GA-Chol（glutamate-cholesterol） is a novel synthetic cholesterol derivative designed to overcome the liver tropism of conventional lipid nanoparticles (LNPs) after local administration. It is synthesized through a two-step reaction involving the covalent conjugation of glutamic acid to cholesterol. When incorporated into LNPs, GA-Chol replaces native cholesterol (typically 38.5 mol%), significantly altering the nanoparticles' properties. A key characteristic of GA-Chol LNPs is their strongly negative zeta potential, which contrasts with the nearly neutral charge of standard cholesterol-containing LNPs. This modification is crucial for altering the LNP's behavior in vivo. Following intramuscular or intratumoral injection, GA-Chol LNPs exhibit superior retention at the injection site, demonstrating robust localized transfection with minimal leakage into the systemic circulation and subsequent off-target expression in the liver. This localized retention effect is consistent across various cancer models. Furthermore, GA-Chol enhances in vitrotransfection efficiency by approximately 10 to 20-fold in different cell lines. Therapeutically, LNPs formulated with GA-Chol enable effective local delivery of potent mRNA cargoes, such as constitutively active caspase-3, achieving significant tumor growth inhibition in mouse models while mitigating risks of hepatotoxicity, showcasing its potential for targeted nucleic acid therapies.

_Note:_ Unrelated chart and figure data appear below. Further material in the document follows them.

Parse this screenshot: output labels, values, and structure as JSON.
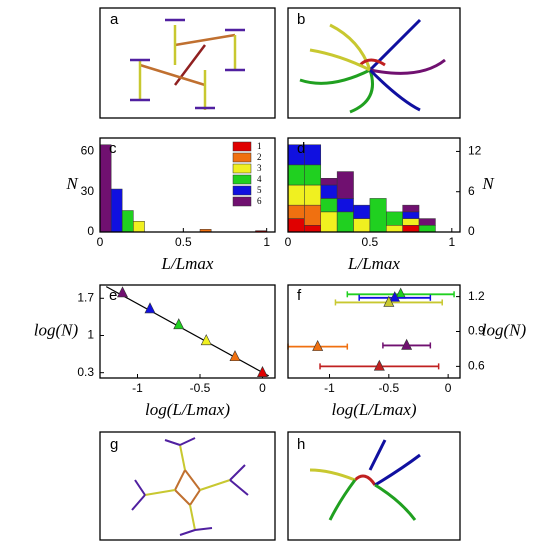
{
  "image_panels": [
    {
      "label": "a"
    },
    {
      "label": "b"
    },
    {
      "label": "g"
    },
    {
      "label": "h"
    }
  ],
  "chart_data": [
    {
      "type": "histogram",
      "panel_label": "c",
      "xlabel": "L/Lmax",
      "ylabel": "N",
      "y_axis": "left",
      "legend": "upper right",
      "bins": [
        0,
        0.067,
        0.133,
        0.2,
        0.267,
        0.333,
        0.4,
        0.467,
        0.533,
        0.6,
        0.667,
        0.733,
        0.8,
        0.867,
        0.933,
        1
      ],
      "series": [
        {
          "name": "1",
          "color": "#e00000",
          "values": [
            0,
            0,
            0,
            0,
            0,
            0,
            0,
            0,
            0,
            0,
            0,
            0,
            0,
            0,
            1
          ]
        },
        {
          "name": "2",
          "color": "#f07010",
          "values": [
            0,
            0,
            0,
            0,
            0,
            0,
            0,
            0,
            0,
            2,
            0,
            0,
            0,
            0,
            0
          ]
        },
        {
          "name": "3",
          "color": "#f0f020",
          "values": [
            0,
            0,
            0,
            8,
            0,
            0,
            0,
            0,
            0,
            0,
            0,
            0,
            0,
            0,
            0
          ]
        },
        {
          "name": "4",
          "color": "#20d020",
          "values": [
            0,
            0,
            16,
            0,
            0,
            0,
            0,
            0,
            0,
            0,
            0,
            0,
            0,
            0,
            0
          ]
        },
        {
          "name": "5",
          "color": "#1010e0",
          "values": [
            0,
            32,
            0,
            0,
            0,
            0,
            0,
            0,
            0,
            0,
            0,
            0,
            0,
            0,
            0
          ]
        },
        {
          "name": "6",
          "color": "#701070",
          "values": [
            65,
            0,
            0,
            0,
            0,
            0,
            0,
            0,
            0,
            0,
            0,
            0,
            0,
            0,
            0
          ]
        }
      ],
      "xlim": [
        0,
        1.05
      ],
      "xticks": [
        0,
        0.5,
        1
      ],
      "ylim": [
        0,
        70
      ],
      "yticks": [
        0,
        30,
        60
      ]
    },
    {
      "type": "histogram",
      "panel_label": "d",
      "xlabel": "L/Lmax",
      "ylabel": "N",
      "y_axis": "right",
      "bins": [
        0,
        0.1,
        0.2,
        0.3,
        0.4,
        0.5,
        0.6,
        0.7,
        0.8,
        0.9
      ],
      "series": [
        {
          "color": "#e00000",
          "values": [
            2,
            1,
            0,
            0,
            0,
            0,
            0,
            1,
            0
          ]
        },
        {
          "color": "#f07010",
          "values": [
            2,
            3,
            0,
            0,
            0,
            0,
            0,
            0,
            0
          ]
        },
        {
          "color": "#f0f020",
          "values": [
            3,
            3,
            3,
            0,
            2,
            0,
            1,
            1,
            0
          ]
        },
        {
          "color": "#20d020",
          "values": [
            3,
            3,
            2,
            3,
            0,
            5,
            2,
            0,
            1
          ]
        },
        {
          "color": "#1010e0",
          "values": [
            3,
            3,
            2,
            2,
            2,
            0,
            0,
            1,
            0
          ]
        },
        {
          "color": "#701070",
          "values": [
            0,
            0,
            1,
            4,
            0,
            0,
            0,
            1,
            1
          ]
        }
      ],
      "xlim": [
        0,
        1.05
      ],
      "xticks": [
        0,
        0.5,
        1
      ],
      "ylim": [
        0,
        14
      ],
      "yticks": [
        0,
        6,
        12
      ]
    },
    {
      "type": "scatter",
      "panel_label": "e",
      "xlabel": "log(L/Lmax)",
      "ylabel": "log(N)",
      "y_axis": "left",
      "series": [
        {
          "color": "#701070",
          "x": [
            -1.12
          ],
          "values": [
            1.8
          ]
        },
        {
          "color": "#1010e0",
          "x": [
            -0.9
          ],
          "values": [
            1.5
          ]
        },
        {
          "color": "#20d020",
          "x": [
            -0.67
          ],
          "values": [
            1.2
          ]
        },
        {
          "color": "#f0f020",
          "x": [
            -0.45
          ],
          "values": [
            0.9
          ]
        },
        {
          "color": "#f07010",
          "x": [
            -0.22
          ],
          "values": [
            0.6
          ]
        },
        {
          "color": "#e00000",
          "x": [
            0
          ],
          "values": [
            0.3
          ]
        }
      ],
      "trend_x": [
        -1.25,
        0.05
      ],
      "trend_y": [
        1.92,
        0.24
      ],
      "xlim": [
        -1.3,
        0.1
      ],
      "xticks": [
        -1,
        -0.5,
        0
      ],
      "ylim": [
        0.2,
        1.95
      ],
      "yticks": [
        0.3,
        1,
        1.7
      ]
    },
    {
      "type": "errorbar",
      "panel_label": "f",
      "xlabel": "log(L/Lmax)",
      "ylabel": "log(N)",
      "y_axis": "right",
      "series": [
        {
          "color": "#20d020",
          "x": [
            -0.4
          ],
          "values": [
            1.22
          ],
          "errors": [
            0.45
          ]
        },
        {
          "color": "#1010e0",
          "x": [
            -0.45
          ],
          "values": [
            1.19
          ],
          "errors": [
            0.3
          ]
        },
        {
          "color": "#c8c830",
          "x": [
            -0.5
          ],
          "values": [
            1.15
          ],
          "errors": [
            0.45
          ]
        },
        {
          "color": "#701070",
          "x": [
            -0.35
          ],
          "values": [
            0.78
          ],
          "errors": [
            0.2
          ]
        },
        {
          "color": "#f07010",
          "x": [
            -1.1
          ],
          "values": [
            0.77
          ],
          "errors": [
            0.25
          ]
        },
        {
          "color": "#c02020",
          "x": [
            -0.58
          ],
          "values": [
            0.6
          ],
          "errors": [
            0.5
          ]
        }
      ],
      "xlim": [
        -1.35,
        0.1
      ],
      "xticks": [
        -1,
        -0.5,
        0
      ],
      "ylim": [
        0.5,
        1.3
      ],
      "yticks": [
        0.6,
        0.9,
        1.2
      ]
    }
  ]
}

DC-Chol hydrochloride is a cationic lipid. DC-Chol hydrochloride could inhibit Aβ40 fibril formation under appropriate experimental conditions. DC-Chol hydrochloride strongly inhibits amyloidogenesis of oxidized hCT in a dose-dependent manner. DC-Chol hydrochloride induces the production of Th1 (IL-2 and IFN-γ) and Th2 (IL-5) cytokines. DC-Chol hydrochloride can enhance the body's immune response to antigens. DC-Chol hydrochloride is used as a gene delivery vector. DC-Chol hydrochloride can be used in research in areas such as hepatitis B vaccines to improve vaccine immunity.

5α-Cholesta-7,24-dien-3β-ol, a sterol, can be found in hamster cauda epididymal mature spermatozoa.

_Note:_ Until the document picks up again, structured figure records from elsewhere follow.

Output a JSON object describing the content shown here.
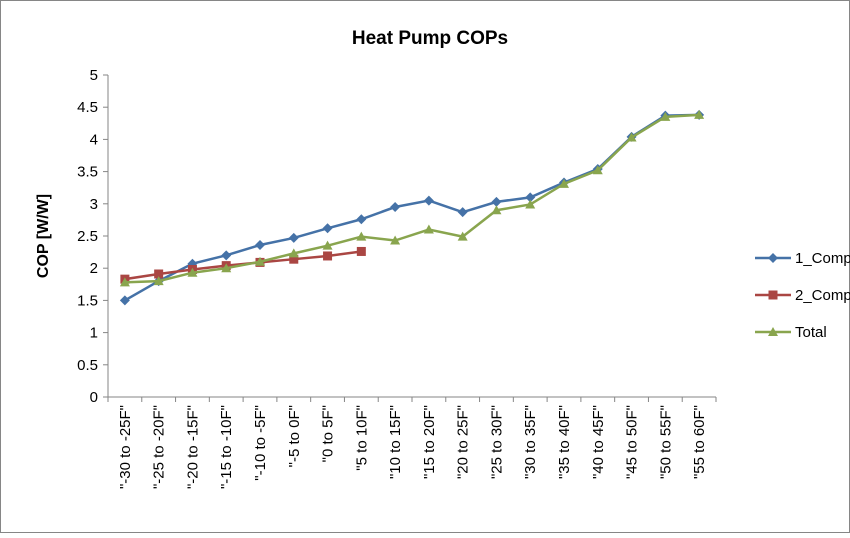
{
  "chart_data": {
    "type": "line",
    "title": "Heat Pump COPs",
    "y_label": "COP [W/W]",
    "categories": [
      "\"-30 to -25F\"",
      "\"-25 to -20F\"",
      "\"-20 to -15F\"",
      "\"-15 to -10F\"",
      "\"-10 to -5F\"",
      "\"-5 to 0F\"",
      "\"0 to 5F\"",
      "\"5 to 10F\"",
      "\"10 to 15F\"",
      "\"15 to 20F\"",
      "\"20 to 25F\"",
      "\"25 to 30F\"",
      "\"30 to 35F\"",
      "\"35 to 40F\"",
      "\"40 to 45F\"",
      "\"45 to 50F\"",
      "\"50 to 55F\"",
      "\"55 to 60F\""
    ],
    "series": [
      {
        "name": "1_Comp",
        "color": "#4572a7",
        "marker": "diamond",
        "values": [
          1.5,
          1.8,
          2.07,
          2.2,
          2.36,
          2.47,
          2.62,
          2.76,
          2.95,
          3.05,
          2.87,
          3.03,
          3.1,
          3.33,
          3.54,
          4.04,
          4.37,
          4.38
        ]
      },
      {
        "name": "2_Comp",
        "color": "#aa4643",
        "marker": "square",
        "values": [
          1.83,
          1.91,
          1.98,
          2.04,
          2.09,
          2.14,
          2.19,
          2.26,
          null,
          null,
          null,
          null,
          null,
          null,
          null,
          null,
          null,
          null
        ]
      },
      {
        "name": "Total",
        "color": "#89a54e",
        "marker": "triangle",
        "values": [
          1.78,
          1.8,
          1.93,
          2.0,
          2.1,
          2.23,
          2.35,
          2.49,
          2.43,
          2.6,
          2.49,
          2.9,
          2.99,
          3.31,
          3.52,
          4.03,
          4.35,
          4.38
        ]
      }
    ],
    "ylim": [
      0,
      5
    ],
    "yticks": [
      0,
      0.5,
      1,
      1.5,
      2,
      2.5,
      3,
      3.5,
      4,
      4.5,
      5
    ],
    "grid": false,
    "legend": "right"
  }
}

Desmosterol is an endogenous agonist of RORgamma; Intermediate in the synthesis of cholesterol.

Lathosterol is a cholesterol-like molecule. Serum Lathosterol concentration is an indicator of whole-body cholesterol synthesis.

Cholestenone is the intermediate oxidation product of cholesterol.

Imidazole cholesteryl ester (ICE) is a derivative of cholesterol and serves as a component of lipid nanoparticles (LNPs).

MOCHOL​ is a novel, synthetically derived cholesterol analog designed as a lipid component in Lipid Nanoparticles (LNPs).

β-Sitosterol is orally active. Beta-Sitosterol exhibits multiple activities, including anti-inflammatory, anticancer, antioxidant, antimicrobial, antidiabetic, antioxidant enzyme, and analgesic. Beta-Sitosterol inhibits inflammation and impaired adipogenesis in bovine mammary epithelial cells by reducing levels of ROS, TNF-α, IL-1β, and NF-κB p65 and restoring the activity of the HIF-1α/mTOR signaling pathway. Beta-Sitosterol induces apoptosis in cancer cells through ROS-mediated mitochondrial dysregulation and p53 activation. Beta-Sitosterol exerts its anticancer effects in cancer cells by activating caspase-3, caspase-8, and caspase-9, mediating PARP inactivation, MMP loss, altered Bcl-2-Bax ratio, and cytochrome c release. Beta-Sitosterol modulates macrophage polarization and reduces rheumatoid inflammation in mice. Beta-Sitosterol inhibits tumor growth in multiple mouse cancer models. Beta-Sitosterol can be used in the research of arthritis, lung cancer, breast cancer and other cancers, diabetes, etc.